The Rise of eSIM Technology and Its Security Advantages
The global proliferation of smartphones is leading to an increase in sophisticated cyber threats, particularly via physical SIM cards. One of the most widespread attacks today is SIM card hijacking, where the attacker impersonates the victim, to the telecom operator and persuades them to transfer the victim’s mobile phone number to a new SIM card. This can lead to identity theft, or smishing (SMS phishing) and vishing (voice phishing).
Unlike traditional SIM cards, the eSIM is embedded in an integrated circuit directly soldered to the mobile device. Remotely programmable, eSIMs allow businesses to change their package or operator without handling a physical card. While eSIMs offer greater flexibility and prevent theft or loss of the card, they are not immune to other types of cyber-attacks, such as SIM swapping.
How to Secure Mobile Communications in 2025
With these growing threats in mind, our cybersecurity experts have highlighted some best practices to secure mobile communications in 2025:
- Implement strong encryption: Use robust encryption methods with adequate key lengths to protect data in transit and at rest. This ensures that even if data is intercepted, it remains unreadable to unauthorised parties.
- Adopt post-quantum cryptography: Prepare for the future by integrating PQC algorithms into your security protocols. This will safeguard your data against the potential threats posed by quantum computing.
- Enable multi-factor authentication: Strengthen your authentication processes by requiring multiple forms of verification. This adds an extra layer of security, making it more difficult for attackers to gain unauthorised access and thus mitigating SIM / eSIM swapping attacks.

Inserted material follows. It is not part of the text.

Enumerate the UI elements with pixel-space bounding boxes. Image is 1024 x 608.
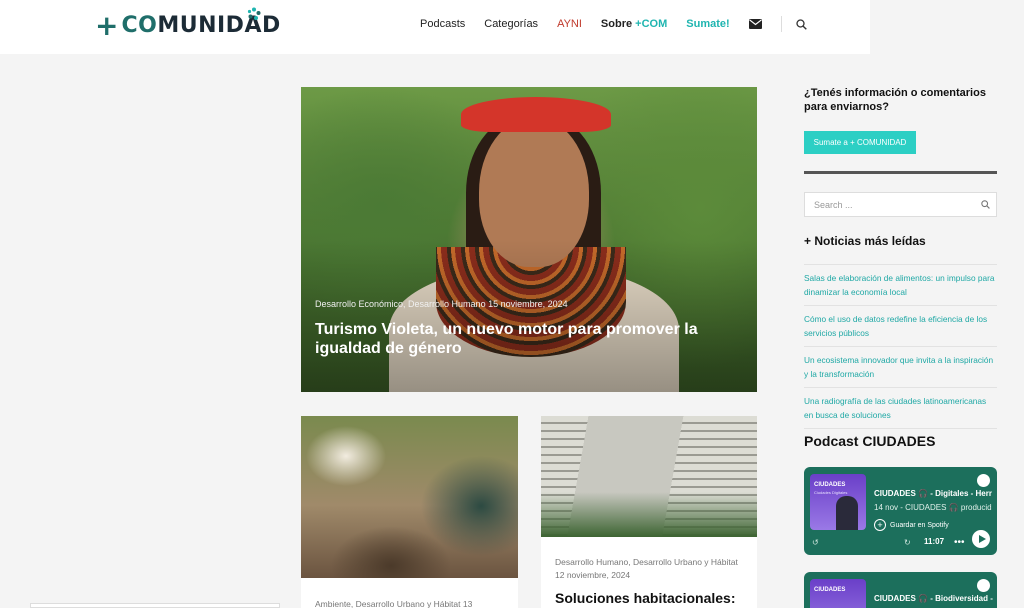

- Regular security audits: Conduct regular security assessments to identify and address vulnerabilities in your mobile communication systems. More specifically, rely on the full power of security that SIM or eSIM provide to further protect your data and communications over 5G networks such as:
- Algorithms / key rotation: capability to swap over time the security keys and cryptographic algorithm used, a key step towards meeting crypto-agility recommendations.

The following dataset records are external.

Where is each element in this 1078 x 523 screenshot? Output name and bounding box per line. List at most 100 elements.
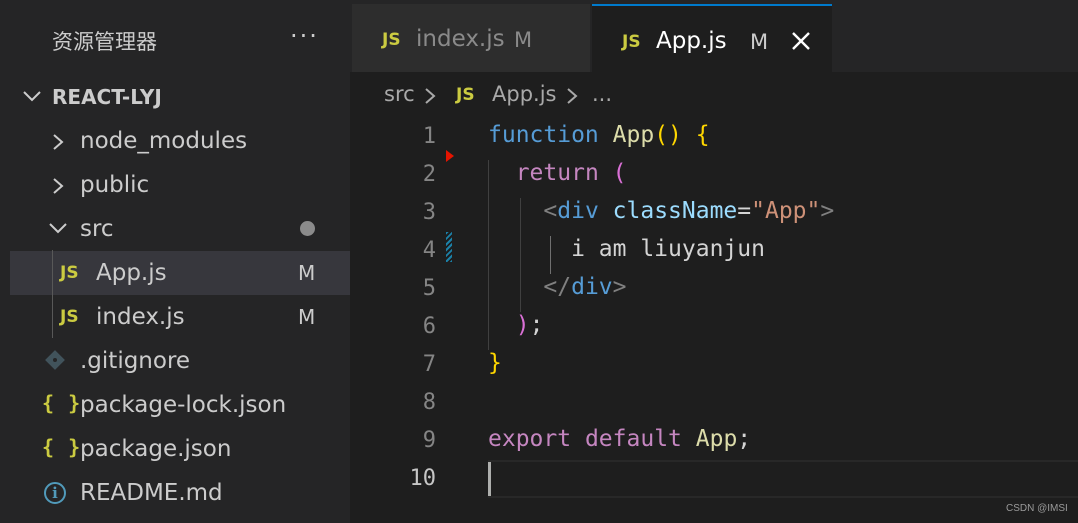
code-line-2: return ( [488,160,627,186]
line-number: 7 [422,352,436,377]
line-number: 9 [422,428,436,453]
chevron-right-icon [566,86,578,111]
tree-indent-guide [52,250,53,338]
info-icon: i [44,482,66,504]
tree-item-label: package-lock.json [80,392,287,418]
tree-item-label: App.js [96,260,167,286]
json-file-icon: { } [42,435,82,459]
line-number: 8 [422,390,436,415]
tab-index-js[interactable]: JS index.js M [352,4,590,72]
root-label: REACT-LYJ [52,85,162,109]
tree-item-node-modules[interactable]: node_modules [10,119,350,163]
close-icon[interactable] [788,28,814,54]
code-line-6: ); [488,312,544,338]
code-line-3: <div className="App"> [488,198,834,224]
line-number: 6 [422,314,436,339]
modified-status-badge: M [750,30,769,54]
token-tag: div [557,198,599,224]
tree-item-app-js[interactable]: JS App.js M [10,251,350,295]
more-actions-button[interactable]: ··· [286,22,326,58]
token-keyword: export [488,426,572,452]
token-bracket: ( [612,160,627,186]
token-attribute: className [612,198,738,224]
token-keyword: return [515,160,599,186]
watermark: CSDN @IMSI [1006,503,1068,514]
chevron-right-icon [52,163,68,207]
token-tag: div [571,274,613,300]
token-bracket: ) [515,312,530,338]
token-keyword: default [584,426,682,452]
tree-item-label: index.js [96,304,185,330]
js-file-icon: JS [622,32,641,52]
token-function-name: App [695,426,738,452]
js-file-icon: JS [60,263,79,283]
tree-item-label: package.json [80,436,232,462]
tree-item-index-js[interactable]: JS index.js M [10,295,350,339]
chevron-right-icon [424,86,436,111]
tree-item-readme-md[interactable]: i README.md [10,471,350,515]
breakpoint-marker-icon [446,150,454,162]
tree-item-label: node_modules [80,128,248,154]
explorer-title: 资源管理器 [52,30,157,54]
modified-line-marker [446,232,452,262]
token-string: "App" [751,198,821,224]
token-punctuation: ; [737,426,752,452]
js-file-icon: JS [60,307,79,327]
token-function-name: App [612,122,655,148]
code-line-9: export default App; [488,426,751,452]
token-tag-bracket: </ [543,274,572,300]
js-file-icon: JS [382,30,401,50]
tree-item-gitignore[interactable]: .gitignore [10,339,350,383]
line-number: 1 [422,124,436,149]
tree-item-public[interactable]: public [10,163,350,207]
token-bracket: () [654,122,682,148]
token-bracket: { [695,122,710,148]
code-line-4: i am liuyanjun [488,236,765,262]
tree-item-label: src [80,216,114,242]
more-icon: ··· [290,22,319,50]
chevron-down-icon [48,207,67,251]
token-keyword: function [488,122,599,148]
code-line-1: function App() { [488,122,710,148]
modified-dot-icon [300,221,315,236]
line-number: 5 [422,276,436,301]
token-tag-bracket: > [820,198,835,224]
line-number-current: 10 [409,466,437,491]
token-operator: = [737,198,752,224]
chevron-right-icon [52,119,68,163]
explorer-sidebar: 资源管理器 ··· REACT-LYJ node_modules public … [0,0,350,523]
breadcrumb-file[interactable]: App.js [492,82,556,106]
tab-label: index.js [416,26,505,52]
code-line-5: </div> [488,274,627,300]
chevron-down-icon [22,75,41,119]
tree-item-label: README.md [80,480,223,506]
line-number: 4 [422,238,436,263]
tab-label: App.js [656,28,727,54]
line-number: 2 [422,162,436,187]
code-line-7: } [488,350,502,376]
tree-root-react-lyj[interactable]: REACT-LYJ [10,75,350,119]
modified-status-badge: M [298,261,316,285]
token-tag-bracket: < [543,198,558,224]
tree-item-src[interactable]: src [10,207,350,251]
token-punctuation: ; [529,312,544,338]
tree-item-label: .gitignore [80,348,191,374]
tab-app-js[interactable]: JS App.js M [592,4,832,72]
text-cursor [488,462,491,496]
current-line-highlight [488,460,1078,498]
breadcrumb-ellipsis[interactable]: ... [592,82,612,106]
tree-item-package-json[interactable]: { } package.json [10,427,350,471]
git-icon [44,349,66,377]
token-tag-bracket: > [612,274,627,300]
tree-item-package-lock-json[interactable]: { } package-lock.json [10,383,350,427]
js-file-icon: JS [456,85,475,105]
token-jsx-text: i am liuyanjun [571,236,765,262]
token-bracket: } [488,350,502,376]
editor-tab-bar: JS index.js M JS App.js M [350,0,1078,72]
breadcrumb-folder[interactable]: src [384,82,415,106]
tree-item-label: public [80,172,150,198]
code-editor[interactable]: 1 2 3 4 5 6 7 8 9 10 function App() { re… [350,120,1078,523]
json-file-icon: { } [42,391,82,415]
modified-status-badge: M [298,305,316,329]
line-number: 3 [422,200,436,225]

- Privacy protection: SIM or eSIM provide the capability to encrypt the subscribers’ mobile identity over the networks (the so-called SUPI) for a high-grade privacy protection.
- Secured networks slicing: the authentication to network slices, which are a key 5G capability, can be reinforced by leveraging the SIM / eSIM (the so-called Slice SIM application).
By implementing the above best practices, businesses can protect their mobile communications and ensure the integrity of their data.